Avez-vous le « bon » esprit d’équipe ?

Qui n’a jamais entendu dire « nous sommes une équipe et nous devons gagner ! ». D’autres entreprises glorifient le team spirit. Les formations sur le management et le leadership accueillent souvent d’anciens entraîneurs ou sportifs qui viennent révéler les secrets de leurs succès. En bref, depuis le mode projet jusqu’aux commerciaux, les couloirs des entreprises résonnent d’un même esprit : «ayez l’esprit d’équipe ! Comme dans le sport, forgeons-nous un moral de vainqueur ! ». De quel sport parlons-nous en fait ?

Michael Gillepsie de l’université de Duke (USA) vient de publier un essai sur l’impact du sport dans l’esprit américain. Il distingue quatre grandes périodes de référence :

En Grèce antique, le sport était individuel et aristocratique. Réservé aux citoyens libres, il avait pour fonction de développer le courage et l’endurance. En somme, seuls quelques élus pouvaient y parvenir. Cela me fait penser à la culture médiatique du leadership où nous avons l’impression qu’un homme seul a pu redresser (ou faire sombrer) une entreprise, un parti politique, un pays.

Dans la Rome ancienne, ces mêmes hommes libres ne s’abaissaient pas à combattre dans l’arène. L’esprit sportif convenait pour des esclaves qui s’entretuaient dans des spectacles organisés par les puissants (gouvernements ou riches citoyens).
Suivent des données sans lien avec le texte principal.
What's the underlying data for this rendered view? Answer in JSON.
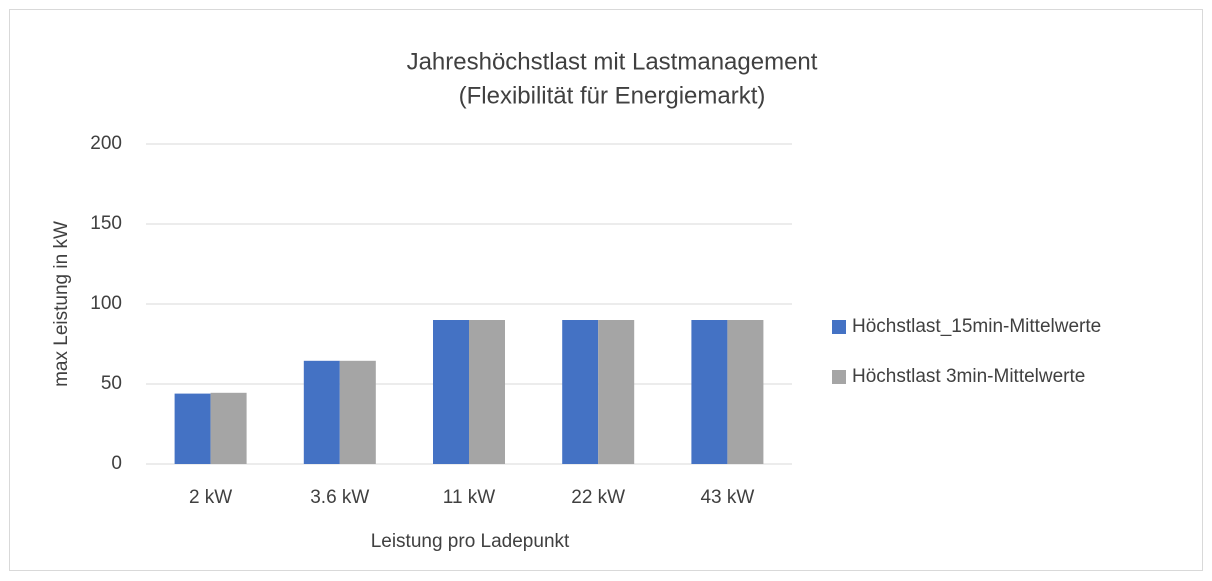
{
  "chart_data": {
    "type": "bar",
    "title": [
      "Jahreshöchstlast mit Lastmanagement",
      "(Flexibilität für Energiemarkt)"
    ],
    "x_label": "Leistung pro Ladepunkt",
    "y_label": "max Leistung in kW",
    "categories": [
      "2 kW",
      "3.6 kW",
      "11 kW",
      "22 kW",
      "43 kW"
    ],
    "series": [
      {
        "name": "Höchstlast_15min-Mittelwerte",
        "color": "#4472c4",
        "values": [
          44,
          64.5,
          90,
          90,
          90
        ]
      },
      {
        "name": "Höchstlast 3min-Mittelwerte",
        "color": "#a5a5a5",
        "values": [
          44.5,
          64.5,
          90,
          90,
          90
        ]
      }
    ],
    "ylim": [
      0,
      200
    ],
    "yticks": [
      0,
      50,
      100,
      150,
      200
    ],
    "grid": true,
    "legend": "right"
  }
}
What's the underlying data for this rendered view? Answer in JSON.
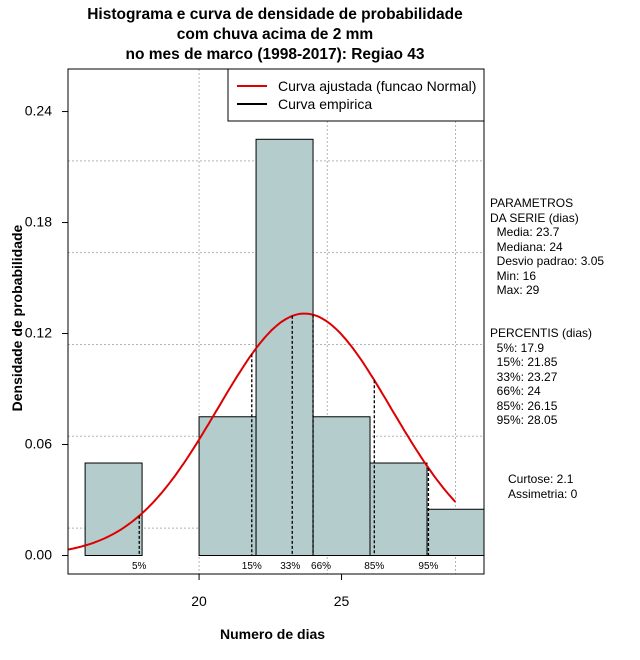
{
  "chart_data": {
    "type": "histogram",
    "title_lines": [
      "Histograma e curva de densidade de probabilidade",
      "com chuva acima de 2 mm",
      "no mes de marco (1998-2017): Regiao 43"
    ],
    "xlabel": "Numero de dias",
    "ylabel": "Densidade de probabilidade",
    "xlim": [
      15.4,
      30.0
    ],
    "ylim": [
      -0.01,
      0.263
    ],
    "x_ticks": [
      20,
      25
    ],
    "y_ticks": [
      0.0,
      0.06,
      0.12,
      0.18,
      0.24
    ],
    "y_tick_labels": [
      "0.00",
      "0.06",
      "0.12",
      "0.18",
      "0.24"
    ],
    "bars": [
      {
        "x0": 16,
        "x1": 18,
        "density": 0.05
      },
      {
        "x0": 18,
        "x1": 20,
        "density": 0.0
      },
      {
        "x0": 20,
        "x1": 22,
        "density": 0.075
      },
      {
        "x0": 22,
        "x1": 24,
        "density": 0.225
      },
      {
        "x0": 24,
        "x1": 26,
        "density": 0.075
      },
      {
        "x0": 26,
        "x1": 28,
        "density": 0.05
      },
      {
        "x0": 28,
        "x1": 30,
        "density": 0.025
      }
    ],
    "normal_curve": {
      "mean": 23.7,
      "sd": 3.05,
      "x_range": [
        15.4,
        29.0
      ],
      "color": "#dd0000"
    },
    "percentile_lines": [
      {
        "label": "5%",
        "x": 17.9
      },
      {
        "label": "15%",
        "x": 21.85
      },
      {
        "label": "33%",
        "x": 23.27
      },
      {
        "label": "66%",
        "x": 24
      },
      {
        "label": "85%",
        "x": 26.15
      },
      {
        "label": "95%",
        "x": 28.05
      }
    ],
    "legend": {
      "position": "top-right",
      "entries": [
        {
          "label": "Curva ajustada (funcao Normal)",
          "color": "#dd0000"
        },
        {
          "label": "Curva empirica",
          "color": "#000000"
        }
      ]
    },
    "bar_fill": "#b5cccc",
    "grid": true
  },
  "side_panel": {
    "parametros_lines": [
      "PARAMETROS",
      "DA SERIE (dias)",
      "  Media: 23.7",
      "  Mediana: 24",
      "  Desvio padrao: 3.05",
      "  Min: 16",
      "  Max: 29"
    ],
    "percentis_lines": [
      "PERCENTIS (dias)",
      "  5%: 17.9",
      "  15%: 21.85",
      "  33%: 23.27",
      "  66%: 24",
      "  85%: 26.15",
      "  95%: 28.05"
    ],
    "stats_lines": [
      "Curtose: 2.1",
      "Assimetria: 0"
    ]
  }
}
Cet esprit sportif ressemble au sponsoring où de loin vous pouvez assister à des exploits sportifs réalisés par un ou plusieurs hommes portant vos couleurs.

Vint la tradition britannique du XIXème siècle, où les écoles utilisèrent le sport pour former une classe dirigeante endurcie. Les vertus professées étaient l’esprit d’équipe et le fair-play. Toute faute personnelle pouvant pénaliser l’équipe, chacun devait faire preuve de loyauté, d’honneur et de respect des règles…au sein de l’équipe. Par contre, lors d’un match, l’important est la victoire. En France, les services (unités composées de personnes faisant le même métier : le technique face au marketing par exemple) ou les personnes issues des mêmes écoles (les X contre les Centraliens) jouent bien ce jeu.

Enfin, les Nord-Américains apportèrent une quatrième dimension qui fusionne les trois premières : ils favorisent le sport individuel ou d’équipe…par délégation. Dans les collèges et universités, la course aux victoires est telle qu’il s’agit d’une élite recrutée ad hoc, et en même temps supportée par l’ensemble du personne de ce même univers. Les compétitions se déroulent devant des partisans colorés (aux couleurs de leur équipe) des deux bords. Cette dernière approche mixe les avantages et inconvénients de toutes ces dimensions. C’est ce que souhaiterait faire nombre d’actions autour des valeurs partagées : faire communier les gens ensemble. Cela suppose que l’esprit et la lettre se rejoignent, à savoir que les actes de la direction de l’entreprise soient en ligne avec ses propos. Cela arrive parfois.

Alors, lorsque quelqu’un vous suggérera d’avoir l’esprit d’équipe, demandez-lui de quelle forme d’esprit il parle.